¿Y el favorito?

Estamos a escasos días de una definición por demás interesante en las Grandes Ligas. La extensa temporada regular ha tenido momentos brillantes y otros episodios dramáticos. Aquí no hemos visto a Taylor Swift en el estadio de Kansas City, tampoco sabemos si Shohei ...

Estamos a escasos días de una definición por demás interesante en las Grandes Ligas.

La extensa temporada regular ha tenido momentos brillantes y otros episodios dramáticos.

Aquí no hemos visto a Taylor Swift en el estadio de Kansas City, tampoco sabemos si Shohei Ohtani siga en California para el siguiente año, aunque… sí sabemos cómo los playoffs serán una cosa de lo más interesante.

Lo que sabemos —y es una confirmación del nivel— es cómo para la Liga Nacional tiene toda la lógica del mundo un duelo entre los Bravos y los Dodgers  por el campeonato. Casi es un tiro más cantado que pelea del Canelo (suerte este sábado) y podemos decir que sería una tragedia no tenerlos a ambos equipazos por ese banderín.

La Liga Americana es la de una definición pendiente, pues poca gente veía a los Orioles y a los Rangers como los hoy preeminentes en un muy peleado calendario, claro que eso es al día de hoy, sobre todo con esos texanos, quienes se han sobrepuesto a unos resbalones en el standing.

Por supuesto, llama la atención la actual endeble situación de los campeones Astros y como los Rays nada más no han recuperado el liderato divisional, además de la caída fuerte de Medias Rojas de Boston y Yankees de Nueva York.

Aquí pesa el título de esta entrega: siendo que la Nacional se ve tan fuerte por el campeonato y la Americana nos ha regalado agradables sorpresas, no se siente como que hoy tenemos un amplio favorito, ¿o sí?

Al mencionar la inminencia de unos playoffs de altísima energía en las Grandes Ligas observamos un anuncio de una cadena de cines en México, transmitirán la Serie Mundial en algunas de sus salas… aquí caben varias preguntas queridos lectores:

¿Ustedes ya han visto un juego de pelota en una sala de cine? O bien, ¿apagarán totalmente las luces del cine? No se sabe cuántas personas ven un juego “a oscuras”. Ah, de pilón en estas primeras: ¿se podrá usar el celular si apagan? ¿Se olvidarán del silencio y sí se va a valer gritar cuando se ejecute un ponche y vuele un cuadrangular?

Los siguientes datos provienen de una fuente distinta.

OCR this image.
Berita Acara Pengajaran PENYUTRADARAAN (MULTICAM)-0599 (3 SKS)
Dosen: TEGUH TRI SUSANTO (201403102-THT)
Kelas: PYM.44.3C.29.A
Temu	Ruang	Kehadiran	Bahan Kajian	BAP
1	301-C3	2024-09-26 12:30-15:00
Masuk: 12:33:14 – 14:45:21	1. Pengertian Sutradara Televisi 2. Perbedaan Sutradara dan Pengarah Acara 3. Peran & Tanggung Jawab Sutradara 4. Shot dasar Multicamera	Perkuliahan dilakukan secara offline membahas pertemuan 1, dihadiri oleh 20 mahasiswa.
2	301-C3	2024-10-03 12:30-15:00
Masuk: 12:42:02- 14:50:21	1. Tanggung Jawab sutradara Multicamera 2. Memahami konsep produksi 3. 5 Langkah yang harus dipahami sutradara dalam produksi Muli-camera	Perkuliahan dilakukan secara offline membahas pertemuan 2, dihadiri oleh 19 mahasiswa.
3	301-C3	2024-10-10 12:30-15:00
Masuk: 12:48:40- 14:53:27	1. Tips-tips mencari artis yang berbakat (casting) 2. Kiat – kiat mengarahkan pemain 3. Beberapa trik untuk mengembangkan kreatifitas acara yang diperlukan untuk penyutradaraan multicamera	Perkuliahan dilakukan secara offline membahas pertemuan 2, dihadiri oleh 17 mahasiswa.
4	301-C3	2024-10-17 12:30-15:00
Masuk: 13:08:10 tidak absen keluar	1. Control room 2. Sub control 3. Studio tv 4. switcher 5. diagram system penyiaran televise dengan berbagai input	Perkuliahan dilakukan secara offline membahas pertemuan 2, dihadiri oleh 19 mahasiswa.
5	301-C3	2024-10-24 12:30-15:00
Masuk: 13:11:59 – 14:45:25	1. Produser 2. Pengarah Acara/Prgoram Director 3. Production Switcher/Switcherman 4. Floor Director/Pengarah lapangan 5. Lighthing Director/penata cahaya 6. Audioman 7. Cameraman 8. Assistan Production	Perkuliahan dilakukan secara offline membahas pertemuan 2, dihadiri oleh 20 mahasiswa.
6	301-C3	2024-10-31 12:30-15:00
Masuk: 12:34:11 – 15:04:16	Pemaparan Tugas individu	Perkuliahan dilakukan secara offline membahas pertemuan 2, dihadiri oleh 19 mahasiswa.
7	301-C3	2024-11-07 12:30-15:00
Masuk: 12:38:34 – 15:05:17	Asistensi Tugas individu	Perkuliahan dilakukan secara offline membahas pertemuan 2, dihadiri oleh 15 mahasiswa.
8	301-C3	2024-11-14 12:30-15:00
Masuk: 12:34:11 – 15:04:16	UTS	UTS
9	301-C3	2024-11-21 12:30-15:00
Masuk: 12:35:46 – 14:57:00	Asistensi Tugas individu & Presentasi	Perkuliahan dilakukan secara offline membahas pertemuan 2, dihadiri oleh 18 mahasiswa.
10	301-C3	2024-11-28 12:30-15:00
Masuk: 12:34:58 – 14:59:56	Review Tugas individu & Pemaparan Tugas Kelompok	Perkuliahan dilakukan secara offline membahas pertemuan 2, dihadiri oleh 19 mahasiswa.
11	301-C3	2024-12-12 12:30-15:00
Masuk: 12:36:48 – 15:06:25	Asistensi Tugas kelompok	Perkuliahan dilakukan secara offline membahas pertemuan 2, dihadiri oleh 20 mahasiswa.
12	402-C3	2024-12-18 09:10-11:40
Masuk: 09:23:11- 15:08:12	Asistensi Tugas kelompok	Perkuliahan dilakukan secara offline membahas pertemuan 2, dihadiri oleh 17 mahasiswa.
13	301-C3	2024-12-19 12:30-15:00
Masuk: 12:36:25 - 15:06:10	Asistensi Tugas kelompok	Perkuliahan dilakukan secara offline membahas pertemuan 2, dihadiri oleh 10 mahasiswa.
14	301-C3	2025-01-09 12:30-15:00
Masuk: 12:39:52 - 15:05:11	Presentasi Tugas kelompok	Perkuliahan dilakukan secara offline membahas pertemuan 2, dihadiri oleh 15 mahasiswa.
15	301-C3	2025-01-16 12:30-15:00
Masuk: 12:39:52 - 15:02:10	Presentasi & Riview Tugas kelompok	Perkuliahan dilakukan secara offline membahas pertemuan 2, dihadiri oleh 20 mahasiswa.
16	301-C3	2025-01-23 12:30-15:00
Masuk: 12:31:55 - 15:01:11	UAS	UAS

Tomando en cuenta que el promedio de las películas comerciales exhibidas es de aproximadamente 1:45 horas (quizá 2:00 hrs con los insufribles anuncios del comienzo), ¿estará la siempre animosa tropa beisbolera —persiste la duda de la oscuridad en las salas— a aventarse aproximadamente tres horas en una sala de cine?

Son preguntas sin jiribilla y, lo que sí sería imperdonable es que aprovechen las pausas entre innings para meter con calzador sus anuncios de palomitas o de otras películas (no le pierden), al menos esperemos metan jugadas espectaculares entre las entradas… claro, todo se propone de Buena fe, porque ya sabemos cómo se las gasta la oficina de MLB en México.